Home
Resources
Support Documents
Bioinformatics Analysis Pipeline for Target Area Sequencing

Bioinformatics Analysis Pipeline for Target Area Sequencing

Introduction to Target Sequencing

A targeted NGS method uses molecular biology methods to enhance particular genetic sequences by utilizing current genomic information. This allows scientists to concentrate their efforts on the genes or genomic areas that are most significant to their studies. It is now feasible to acquire sequence coverage of complicated genomic areas, such as degraded DNA or RNA from the clinical specimens or circulating DNA from blood, from complicated to sequence or constrained specimens. The two most frequent targeted sequencing techniques are exome sequencing and target-specific panels.

- Exome sequencing allows researchers to examine all the genome's exons or protein-coding counties. The human exome is made up of about 20,000 genes and makes up about 1.5 percent of the entire genome. In comparison to whole-genome sequencing, this allows teams to concentrate on content that is more appropriate to disease.

- The most adaptable alternative is to use target-specific NGS panels, which can be developed to sequence any gene or area of interest in a genome and involve structural and copy number variance, as well as RNA transcript analysis. Targeted panels, as opposed to broader methods like exome or whole-genome sequencing, produce smaller and more manageable data sets, making data analysis easier for scientists. Utilizing target-specific panels is the fastest and cost-effective NGS technique.
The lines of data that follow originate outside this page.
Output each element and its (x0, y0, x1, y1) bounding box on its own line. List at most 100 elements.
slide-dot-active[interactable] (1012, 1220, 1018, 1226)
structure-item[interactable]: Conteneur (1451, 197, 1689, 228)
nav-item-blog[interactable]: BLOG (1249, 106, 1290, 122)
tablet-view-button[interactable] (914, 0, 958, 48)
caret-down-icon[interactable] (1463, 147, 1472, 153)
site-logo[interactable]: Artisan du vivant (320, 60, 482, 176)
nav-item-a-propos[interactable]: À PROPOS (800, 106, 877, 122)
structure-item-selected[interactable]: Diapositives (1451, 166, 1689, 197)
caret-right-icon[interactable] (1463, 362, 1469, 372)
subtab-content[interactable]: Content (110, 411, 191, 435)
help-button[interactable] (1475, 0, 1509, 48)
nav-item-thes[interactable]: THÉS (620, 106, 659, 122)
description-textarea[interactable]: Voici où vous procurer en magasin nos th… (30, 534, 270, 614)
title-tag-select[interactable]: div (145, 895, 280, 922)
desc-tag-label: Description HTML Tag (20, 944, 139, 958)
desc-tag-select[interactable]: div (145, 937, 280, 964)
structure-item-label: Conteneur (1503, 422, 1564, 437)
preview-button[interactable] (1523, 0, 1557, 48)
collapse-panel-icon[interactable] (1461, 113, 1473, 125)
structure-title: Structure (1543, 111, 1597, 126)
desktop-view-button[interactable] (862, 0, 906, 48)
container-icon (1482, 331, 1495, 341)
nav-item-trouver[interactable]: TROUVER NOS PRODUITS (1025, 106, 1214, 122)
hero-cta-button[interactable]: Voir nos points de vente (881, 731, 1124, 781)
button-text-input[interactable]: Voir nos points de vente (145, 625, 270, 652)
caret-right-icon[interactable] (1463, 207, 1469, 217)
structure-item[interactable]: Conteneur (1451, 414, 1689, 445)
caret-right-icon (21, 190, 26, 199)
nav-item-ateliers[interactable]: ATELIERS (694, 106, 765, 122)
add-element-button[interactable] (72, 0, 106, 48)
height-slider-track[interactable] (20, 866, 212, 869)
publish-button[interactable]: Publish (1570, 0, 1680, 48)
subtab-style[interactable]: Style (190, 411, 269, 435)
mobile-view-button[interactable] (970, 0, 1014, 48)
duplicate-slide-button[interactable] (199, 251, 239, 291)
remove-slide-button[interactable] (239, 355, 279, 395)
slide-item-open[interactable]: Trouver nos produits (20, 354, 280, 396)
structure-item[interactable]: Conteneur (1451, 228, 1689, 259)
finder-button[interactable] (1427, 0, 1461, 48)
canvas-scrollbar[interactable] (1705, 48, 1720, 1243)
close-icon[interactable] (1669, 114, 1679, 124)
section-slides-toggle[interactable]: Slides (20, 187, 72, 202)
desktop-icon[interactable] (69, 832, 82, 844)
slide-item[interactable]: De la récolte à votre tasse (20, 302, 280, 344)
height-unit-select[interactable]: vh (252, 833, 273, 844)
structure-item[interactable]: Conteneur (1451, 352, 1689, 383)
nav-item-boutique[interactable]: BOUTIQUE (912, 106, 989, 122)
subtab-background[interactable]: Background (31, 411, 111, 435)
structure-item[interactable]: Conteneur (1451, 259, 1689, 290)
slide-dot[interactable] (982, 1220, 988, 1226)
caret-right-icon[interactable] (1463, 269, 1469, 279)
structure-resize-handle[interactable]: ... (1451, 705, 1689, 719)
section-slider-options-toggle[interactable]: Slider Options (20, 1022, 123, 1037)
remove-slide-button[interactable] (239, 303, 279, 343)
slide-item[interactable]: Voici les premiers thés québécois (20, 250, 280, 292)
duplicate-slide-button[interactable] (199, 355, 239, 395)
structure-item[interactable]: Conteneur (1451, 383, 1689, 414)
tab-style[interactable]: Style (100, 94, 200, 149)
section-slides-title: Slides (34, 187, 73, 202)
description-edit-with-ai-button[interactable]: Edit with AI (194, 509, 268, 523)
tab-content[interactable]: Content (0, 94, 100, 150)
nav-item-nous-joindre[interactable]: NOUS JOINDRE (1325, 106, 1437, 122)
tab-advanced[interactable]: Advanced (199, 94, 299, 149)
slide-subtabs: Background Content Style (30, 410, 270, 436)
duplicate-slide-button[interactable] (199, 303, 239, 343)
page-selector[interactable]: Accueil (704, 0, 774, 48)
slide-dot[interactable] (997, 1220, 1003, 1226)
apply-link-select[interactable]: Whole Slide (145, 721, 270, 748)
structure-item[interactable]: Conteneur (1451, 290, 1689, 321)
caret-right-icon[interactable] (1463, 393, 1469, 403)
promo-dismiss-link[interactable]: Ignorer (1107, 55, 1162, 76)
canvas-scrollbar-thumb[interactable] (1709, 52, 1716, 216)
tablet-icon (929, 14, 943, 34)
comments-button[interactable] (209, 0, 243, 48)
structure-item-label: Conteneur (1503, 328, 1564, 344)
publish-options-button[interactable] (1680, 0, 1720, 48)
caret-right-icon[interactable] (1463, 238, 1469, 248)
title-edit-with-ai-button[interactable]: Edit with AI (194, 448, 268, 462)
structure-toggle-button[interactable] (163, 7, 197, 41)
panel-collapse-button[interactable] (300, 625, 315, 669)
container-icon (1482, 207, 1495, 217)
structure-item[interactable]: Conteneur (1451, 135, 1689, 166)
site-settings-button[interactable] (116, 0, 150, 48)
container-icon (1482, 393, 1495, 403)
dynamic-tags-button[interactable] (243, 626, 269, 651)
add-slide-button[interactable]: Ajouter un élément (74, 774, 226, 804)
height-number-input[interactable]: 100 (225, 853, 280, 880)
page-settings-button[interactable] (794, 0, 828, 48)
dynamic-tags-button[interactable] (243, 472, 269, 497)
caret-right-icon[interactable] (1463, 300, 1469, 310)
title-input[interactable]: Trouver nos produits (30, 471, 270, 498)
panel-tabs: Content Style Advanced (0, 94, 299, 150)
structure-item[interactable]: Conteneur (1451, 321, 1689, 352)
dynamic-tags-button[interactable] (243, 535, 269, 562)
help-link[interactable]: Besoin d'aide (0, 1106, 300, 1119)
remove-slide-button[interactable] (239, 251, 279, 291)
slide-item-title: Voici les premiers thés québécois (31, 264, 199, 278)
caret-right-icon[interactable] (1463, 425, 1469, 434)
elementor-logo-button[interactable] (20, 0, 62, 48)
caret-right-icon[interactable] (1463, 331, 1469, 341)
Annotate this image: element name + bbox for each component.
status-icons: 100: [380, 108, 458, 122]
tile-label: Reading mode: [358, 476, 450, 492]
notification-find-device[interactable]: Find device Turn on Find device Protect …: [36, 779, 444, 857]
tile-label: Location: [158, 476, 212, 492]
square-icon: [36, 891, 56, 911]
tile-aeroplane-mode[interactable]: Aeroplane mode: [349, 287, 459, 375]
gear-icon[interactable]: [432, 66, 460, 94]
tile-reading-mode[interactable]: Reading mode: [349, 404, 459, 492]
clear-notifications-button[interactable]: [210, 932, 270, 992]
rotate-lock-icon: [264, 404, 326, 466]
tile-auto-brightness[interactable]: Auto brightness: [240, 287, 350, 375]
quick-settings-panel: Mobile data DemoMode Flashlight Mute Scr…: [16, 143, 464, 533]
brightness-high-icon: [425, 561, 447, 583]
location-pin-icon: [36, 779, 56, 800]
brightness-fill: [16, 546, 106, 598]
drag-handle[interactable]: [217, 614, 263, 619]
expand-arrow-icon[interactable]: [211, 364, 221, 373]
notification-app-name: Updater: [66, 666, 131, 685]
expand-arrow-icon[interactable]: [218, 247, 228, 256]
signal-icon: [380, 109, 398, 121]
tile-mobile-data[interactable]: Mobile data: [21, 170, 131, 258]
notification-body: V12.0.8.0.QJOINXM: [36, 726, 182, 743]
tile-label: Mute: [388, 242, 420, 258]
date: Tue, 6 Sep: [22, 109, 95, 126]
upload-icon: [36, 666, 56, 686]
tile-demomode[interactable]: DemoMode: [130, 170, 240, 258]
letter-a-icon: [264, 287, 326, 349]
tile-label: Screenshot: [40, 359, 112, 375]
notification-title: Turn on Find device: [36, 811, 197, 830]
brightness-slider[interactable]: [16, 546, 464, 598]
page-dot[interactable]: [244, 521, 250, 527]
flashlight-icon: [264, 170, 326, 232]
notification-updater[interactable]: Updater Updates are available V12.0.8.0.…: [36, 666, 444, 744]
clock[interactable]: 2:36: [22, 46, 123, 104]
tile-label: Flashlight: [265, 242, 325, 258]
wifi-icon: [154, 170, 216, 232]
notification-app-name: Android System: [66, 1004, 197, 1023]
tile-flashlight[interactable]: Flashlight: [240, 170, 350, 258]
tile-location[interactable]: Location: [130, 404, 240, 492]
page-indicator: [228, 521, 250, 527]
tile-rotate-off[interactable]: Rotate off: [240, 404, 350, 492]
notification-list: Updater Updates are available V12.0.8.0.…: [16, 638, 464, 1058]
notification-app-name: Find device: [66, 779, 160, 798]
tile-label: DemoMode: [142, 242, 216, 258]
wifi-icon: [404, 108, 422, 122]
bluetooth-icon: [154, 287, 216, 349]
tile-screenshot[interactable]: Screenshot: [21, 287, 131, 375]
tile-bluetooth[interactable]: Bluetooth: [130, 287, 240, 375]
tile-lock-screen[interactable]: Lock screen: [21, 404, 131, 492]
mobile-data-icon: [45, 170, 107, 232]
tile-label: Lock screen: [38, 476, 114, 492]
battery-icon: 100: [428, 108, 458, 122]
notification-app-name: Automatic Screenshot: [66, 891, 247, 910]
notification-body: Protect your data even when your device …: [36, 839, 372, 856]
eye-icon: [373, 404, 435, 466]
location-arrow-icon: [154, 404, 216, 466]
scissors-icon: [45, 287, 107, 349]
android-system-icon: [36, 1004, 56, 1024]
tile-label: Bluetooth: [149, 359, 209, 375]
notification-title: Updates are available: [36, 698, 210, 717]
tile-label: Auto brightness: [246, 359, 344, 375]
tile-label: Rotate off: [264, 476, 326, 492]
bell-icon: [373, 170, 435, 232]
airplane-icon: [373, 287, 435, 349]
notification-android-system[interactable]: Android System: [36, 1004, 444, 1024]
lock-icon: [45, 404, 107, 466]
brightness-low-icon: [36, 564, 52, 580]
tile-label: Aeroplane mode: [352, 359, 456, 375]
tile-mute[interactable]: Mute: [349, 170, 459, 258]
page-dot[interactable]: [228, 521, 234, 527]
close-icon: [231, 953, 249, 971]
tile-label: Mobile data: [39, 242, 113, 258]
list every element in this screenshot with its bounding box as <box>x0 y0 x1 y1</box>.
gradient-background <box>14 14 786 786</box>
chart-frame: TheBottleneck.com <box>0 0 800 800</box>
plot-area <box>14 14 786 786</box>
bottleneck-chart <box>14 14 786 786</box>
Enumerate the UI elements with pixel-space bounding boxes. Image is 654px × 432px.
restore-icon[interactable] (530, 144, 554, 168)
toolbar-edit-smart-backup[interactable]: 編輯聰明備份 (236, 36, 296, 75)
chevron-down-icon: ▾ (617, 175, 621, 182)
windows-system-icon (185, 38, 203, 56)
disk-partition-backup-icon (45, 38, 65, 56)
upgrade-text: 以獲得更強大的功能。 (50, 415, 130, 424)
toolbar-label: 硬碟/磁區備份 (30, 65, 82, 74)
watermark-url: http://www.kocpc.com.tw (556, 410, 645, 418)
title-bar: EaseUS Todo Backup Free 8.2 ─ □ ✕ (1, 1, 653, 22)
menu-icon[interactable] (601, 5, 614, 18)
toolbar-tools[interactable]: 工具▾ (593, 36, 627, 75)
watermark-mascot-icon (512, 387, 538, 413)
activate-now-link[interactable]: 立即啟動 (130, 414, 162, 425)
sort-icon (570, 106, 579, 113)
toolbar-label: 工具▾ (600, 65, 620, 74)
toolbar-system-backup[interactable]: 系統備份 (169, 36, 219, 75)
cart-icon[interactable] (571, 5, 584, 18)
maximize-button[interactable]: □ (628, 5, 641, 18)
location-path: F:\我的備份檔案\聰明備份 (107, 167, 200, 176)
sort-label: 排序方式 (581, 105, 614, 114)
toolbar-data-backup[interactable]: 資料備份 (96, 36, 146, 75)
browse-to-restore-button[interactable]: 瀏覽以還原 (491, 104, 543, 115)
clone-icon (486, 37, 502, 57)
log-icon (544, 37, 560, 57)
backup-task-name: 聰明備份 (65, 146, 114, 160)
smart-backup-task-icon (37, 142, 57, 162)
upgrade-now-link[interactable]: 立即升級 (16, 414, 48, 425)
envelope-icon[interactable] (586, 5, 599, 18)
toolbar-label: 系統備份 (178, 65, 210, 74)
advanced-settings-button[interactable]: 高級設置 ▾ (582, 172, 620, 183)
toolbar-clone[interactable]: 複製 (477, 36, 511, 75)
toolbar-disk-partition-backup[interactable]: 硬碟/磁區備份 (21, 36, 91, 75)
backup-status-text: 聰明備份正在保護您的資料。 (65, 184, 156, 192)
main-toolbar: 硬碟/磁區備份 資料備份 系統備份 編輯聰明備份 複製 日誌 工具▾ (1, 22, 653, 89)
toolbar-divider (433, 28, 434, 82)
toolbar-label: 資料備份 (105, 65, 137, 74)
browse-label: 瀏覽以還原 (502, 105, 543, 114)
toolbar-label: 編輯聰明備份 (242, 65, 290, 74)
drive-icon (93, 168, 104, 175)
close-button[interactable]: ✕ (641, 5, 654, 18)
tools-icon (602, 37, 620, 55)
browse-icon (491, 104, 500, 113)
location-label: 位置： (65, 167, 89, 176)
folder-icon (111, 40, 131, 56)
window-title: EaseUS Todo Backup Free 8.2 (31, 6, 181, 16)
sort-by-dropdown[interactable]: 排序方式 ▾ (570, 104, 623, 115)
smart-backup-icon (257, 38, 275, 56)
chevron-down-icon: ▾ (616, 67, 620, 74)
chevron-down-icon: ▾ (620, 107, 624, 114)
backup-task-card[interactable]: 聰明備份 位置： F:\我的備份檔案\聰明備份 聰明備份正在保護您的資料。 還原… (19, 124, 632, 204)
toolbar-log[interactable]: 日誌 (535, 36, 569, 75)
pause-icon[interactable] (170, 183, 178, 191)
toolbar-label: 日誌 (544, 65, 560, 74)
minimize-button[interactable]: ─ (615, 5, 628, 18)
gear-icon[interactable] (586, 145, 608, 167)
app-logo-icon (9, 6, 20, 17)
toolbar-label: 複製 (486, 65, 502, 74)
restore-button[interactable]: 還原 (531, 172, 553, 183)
Hybridization capture or amplicon-based advancement can be used to create targeted NGS libraries enhanced for genomic regions.

Bioinformatics Analysis for Target Sequencing

- QC and cleanup of raw data
- Alignment with a point of reference
- Statistical assessment of data output, in-depth sequencing analysis, and coverage uniformity assessment
- Identification of SNP mutations
- SNP (Single-Nation Party) Annotation of RefGene
- Evaluation of the SNP dataset
- Pathogenicity assessment and single-sample SNP conservative prediction
- SNP allocation statistics on each component of a gene
- Identification of InDel mutation data
- RefGene annotation in the InDel database assessment
- InDel allocation statistics on each component of a gene

Raw Data QC and Alignment to a Reference

The raw sequence reads from a FASTQ or unaligned BAM (uBAM) file are integrated against the human reference genome in the bioinformatics pipeline sequencing tactic. Short sequences are stored as plain text in the FASTQ and uBAM file types, along with metadata such as base quality score and read identifiers.

The sequence alignment approach gives the short reads in the reference genome a genome positional scope and creates a few metadata fields in the Concise Idiosyncratic Gapped Alignment Report format, such as integration features (matches, mismatches, and gaps). A Sequence Alignment Mapping (SAM/BAM) or CRAM file format is used to contain the aligned sequences and metadata. The BAM file is used by downstream algorithms to recognize a variety of genetic changes, such as single nucleotide variants, insertions and deletions (indels), and tumor mutation burden.

Gene annotation

To keep all non-silent variations, such as those influencing splice locations and exonic indels, annotate variants against Ensembl or RefGene gene designs.

SNP mutation information detection

Locate overrepresented variants in the general community. The approximate intensity of variants is included in datasets such as dbSNP, 1000 Genome Project, NHLBI GO Exome Sequencing Project (ESP), The Genome Aggregation Database (gnomAD), and ExAC. Variants with a minor allele frequency of more than 1% are excluded because they are less likely to have oncogenic consequences. Processed variants are then transcribed against the COSMIC dataset (a cancer mutation catalog), enabling for the retention of those variants found in dbSNP but initially known as cancer mutations.

InDel mutation information detection

Conventional alignment-based variant calling techniques struggle to identify structural variants (SVs), such as small insertion and deletion variants (indels). Local realignment around indels and base quality score recalibration utilizing GATK is used to enhance the integration quality of filtered configurations. To decrease false-positive calls, the local realignment phase improves the alignment quality for bases around known and suspected indel roles.

About CD Genomics Bioinformatics Analysis

The bioinformatics analysis department of CD Genomics provides novel solutions for data-driven innovation aimed at discovering the hidden potential in biological data, tapping new insights related to life science research, and predicting new prospects.

References

Masser DR, Stanford DR, Freeman WM. Targeted DNA methylation analysis by next-generation sequencing. Journal of visualized experiments: JoVE. 2015, 96.
Can T. Introduction to bioinformatics. InmiRNomics: MicroRNA Biology and Computational Analysis 2014 (pp. 51-71). Humana Press, Totowa, NJ.
Bybee SM, Bracken-Grissom H, Haynes BD, et al. Targeted amplicon sequencing (TAS): a scalable next-gen approach to multilocus, multitaxa phylogenetics. Genome biology and evolution. 2011, 3.

* For Research Use Only. Not for use in diagnostic procedures.